[The Life of Cesare Borgia by Raphael Sabatini]@TWC D-Link bookThe Life of Cesare Borgia CHAPTER IV 5/12
Admitted that this was to Cesare's benefit and advancement, it is still to be remembered that those fiefs must be governed for the Church by a Vicar, as had ever been the case. That being so, who could have been preferred to Cesare for the dignity, seeing that not only was the expulsion of the tyrants his work, but that the inhabitants themselves desired him for their lord? For the rest, granted his exceptional qualifications, it is to be remembered that the Pope was his father, and--setting aside the guilt and scandal of that paternity--it is hardly reasonable to expect a father to prefer some other to his son for a stewardship for which none is so well equipped as that same son.
That Imola and Forli were not free gifts to Cesare, detached, for the purpose of so making them, from the Holy See, is clear from the title of Vicar with which Cesare assumed control of them, as set forth in the Bull of investiture. In addition to his receiving the rank of Vicar and Count of Imola and Forli, it was in this same month of March at last--and after Cesare may be said to have earned it--that he received the Gonfalon of the Church.
With the unanimous concurrence of the Sacred College, the Pope officially appointed him Captain-General of the Pontifical forces--the coveting of which position was urged, it will be remembered, as one of his motives for his alleged murder of the Duke of Gandia three years earlier. On March 29 Cesare comes to St.Peter's to receive his new dignity and the further honour of the Golden Rose which the Pope is to bestow upon him--the symbol of the Church Militant and the Church Triumphant.

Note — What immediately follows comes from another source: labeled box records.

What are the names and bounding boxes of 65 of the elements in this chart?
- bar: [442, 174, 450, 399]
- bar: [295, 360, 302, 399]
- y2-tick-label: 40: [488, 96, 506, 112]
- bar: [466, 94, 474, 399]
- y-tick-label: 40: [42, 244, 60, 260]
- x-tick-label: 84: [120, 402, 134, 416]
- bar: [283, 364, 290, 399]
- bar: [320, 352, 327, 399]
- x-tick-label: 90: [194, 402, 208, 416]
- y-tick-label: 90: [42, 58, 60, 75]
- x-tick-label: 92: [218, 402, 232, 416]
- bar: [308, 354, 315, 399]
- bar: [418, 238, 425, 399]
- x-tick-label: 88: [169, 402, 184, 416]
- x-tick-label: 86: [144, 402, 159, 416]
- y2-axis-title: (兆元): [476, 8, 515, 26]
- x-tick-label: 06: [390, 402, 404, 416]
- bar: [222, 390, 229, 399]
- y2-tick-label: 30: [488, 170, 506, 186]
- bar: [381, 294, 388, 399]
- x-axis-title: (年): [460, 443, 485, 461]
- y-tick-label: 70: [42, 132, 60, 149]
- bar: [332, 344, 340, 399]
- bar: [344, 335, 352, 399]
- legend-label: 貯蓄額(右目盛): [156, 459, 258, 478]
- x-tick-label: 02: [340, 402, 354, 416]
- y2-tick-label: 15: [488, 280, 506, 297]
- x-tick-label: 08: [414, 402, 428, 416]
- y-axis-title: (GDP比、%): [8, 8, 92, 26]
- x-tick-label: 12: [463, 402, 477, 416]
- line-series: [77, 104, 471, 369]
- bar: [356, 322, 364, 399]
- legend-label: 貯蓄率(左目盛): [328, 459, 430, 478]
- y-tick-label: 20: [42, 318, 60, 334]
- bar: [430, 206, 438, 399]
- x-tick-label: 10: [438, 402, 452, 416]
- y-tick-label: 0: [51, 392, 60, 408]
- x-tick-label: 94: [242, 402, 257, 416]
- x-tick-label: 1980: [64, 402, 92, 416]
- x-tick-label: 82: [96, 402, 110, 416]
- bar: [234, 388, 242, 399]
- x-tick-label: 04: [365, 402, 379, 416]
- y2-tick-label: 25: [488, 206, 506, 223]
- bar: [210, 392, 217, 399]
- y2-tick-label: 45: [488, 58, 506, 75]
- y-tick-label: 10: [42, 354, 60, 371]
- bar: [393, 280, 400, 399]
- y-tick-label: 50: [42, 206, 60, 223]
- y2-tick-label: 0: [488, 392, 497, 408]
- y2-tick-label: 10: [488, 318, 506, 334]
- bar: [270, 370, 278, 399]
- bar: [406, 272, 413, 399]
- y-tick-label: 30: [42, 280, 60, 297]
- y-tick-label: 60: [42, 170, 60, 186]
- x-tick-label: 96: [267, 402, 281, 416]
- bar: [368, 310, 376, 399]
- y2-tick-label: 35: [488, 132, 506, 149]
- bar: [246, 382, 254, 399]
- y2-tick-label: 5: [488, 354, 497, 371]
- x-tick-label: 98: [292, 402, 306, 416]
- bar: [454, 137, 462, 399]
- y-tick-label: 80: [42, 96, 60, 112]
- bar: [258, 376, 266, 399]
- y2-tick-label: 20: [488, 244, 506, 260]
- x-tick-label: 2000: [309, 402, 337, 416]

Having blessed the Rose, the Pope is borne solemnly into St.Peter's, preceded by the College of Cardinals.
Arrived before the High Altar, he puts off his tiara--the conical, richly jewelled cap, woven from the plumage of white peacocks--and bareheaded kneels to pray; whereafter he confesses himself to the Cardinal of Benevento, who was the celebrant on this occasion.
That done, he ascends and takes his seat upon the Pontifical Throne, whither come the cardinals to adore him, while the organ peals forth and the choir gives voice.